The Motion for Modification is granted and the following orders shall enter:
1. Support for the minor child, Laura, shall reduce from $333.00 to $150.00 per week retroactive to April 7, 1998, which support order shall continue until the earliest to occur of the following events: the death of either of the parties, the child's graduation from high school, the child's nineteenth birthday or further order of the court upon a motion pursuant to § 46b-86(a) of the General Statutes.
2. Alimony shall increase to an amount of $225.00 per week, consisting of a continuation of Judge Driscoll's order of $125.00 per week plus $100.00 per week toward the defendant's home expenses. This latter payment shall last only until the house is sold. The former payment shall remain until the defendant dies, cohabits or remarries.
3. So much of Judge Driscoll's order as provides that the house on Shagbark Lane and the house at Shoreham Terrace may be sold at earlier dates upon the option of the defendant as to Shagbark Lane and upon the option of the plaintiff as to Shoreham Terrace shall remain in effect. Those provisions of paragraph 4 of Judge Driscoll's orders as to both properties CT Page 7884 providing for sale upon the youngest child reaching the age of 18 shall be modified to the date the youngest child graduates from high school which, at present, will be June, 2001.
4. An arrearage for past due support to July 3, 1998, is found in the amount of $2,455 less whatever amount may have been paid by the plaintiff to the defendant since July 3, 1998, by way of past due support. The plaintiff shall pay Thirty ($30.00) Dollars per week toward said arrearage until fully paid.
5. An arrearage for past due alimony to July 3, 1998, is found in the amount of $3,082.50 less whatever amounts may have been paid by the plaintiff to the defendant since July 3, 1998, by way of past due alimony. The plaintiff shall pay Twenty-five ($25.00) Dollars per week toward said arrearage until fully paid.
6. The total effective order for the plaintiff to pay to the defendant is Four Hundred Thirty ($430.00) Dollars per week consisting of Two Hundred Fifty ($250.00) Dollars per week by way of alimony and One Hundred Eighty ($180.00) Dollars per week consisting of support. An immediate order for wage withholding shall issue to secure the payment of alimony and support as herein ordered.
7. Except as herein modified, all other orders in the judgment of dissolution shall remain in full force and effect.

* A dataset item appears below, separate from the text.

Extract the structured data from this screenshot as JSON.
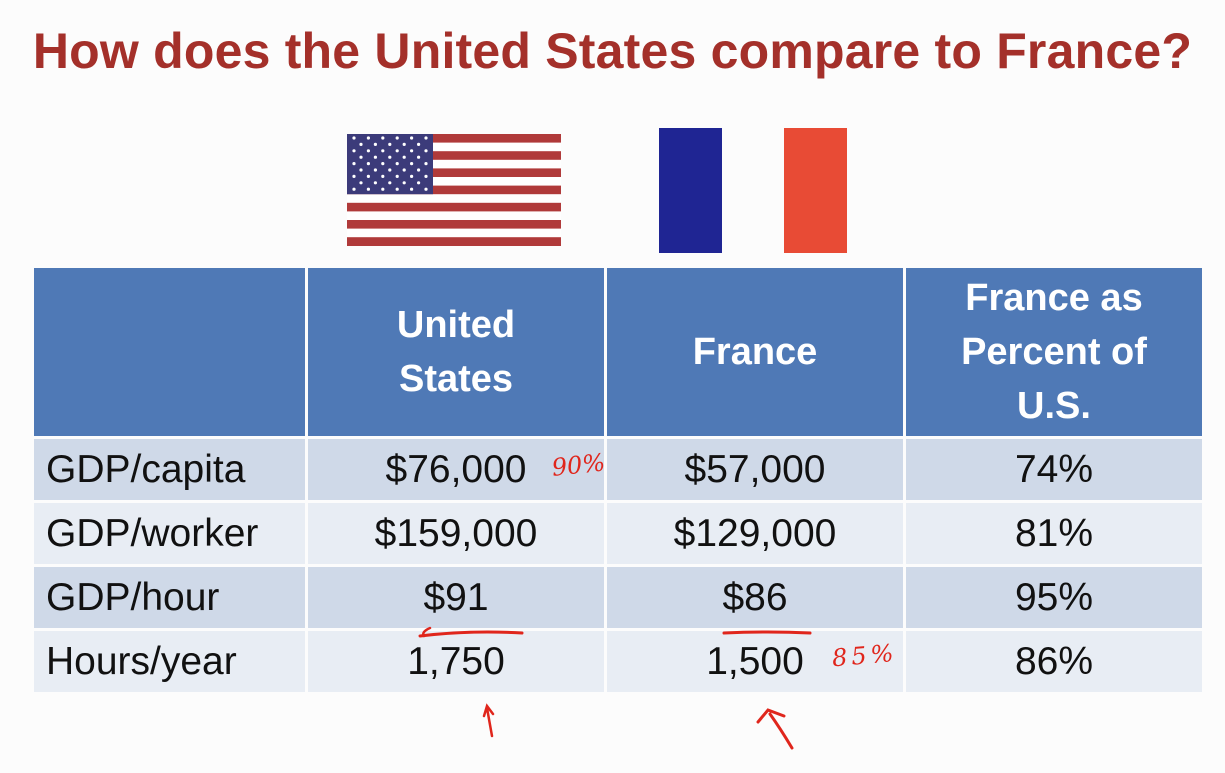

8. The defendant seeks attorney's fees for the defense of plaintiff's motion, which fees are sought pursuant to the provisions of § 46b-62 of the General Statutes. The court has considered the factors of § 46b-82 in arriving at a decision on this issue. Both sides have incurred expenses for their respective attorneys. The issues presented are not ones upon which the parties could easily agree. The issues, in the court's opinion, needed to be heard. The plaintiff has no liquid funds with which to pay counsel for the defendant let alone his own counsel. It is only fair and equitable that each party pay his or her own attorney's fees. The defendant's request is denied.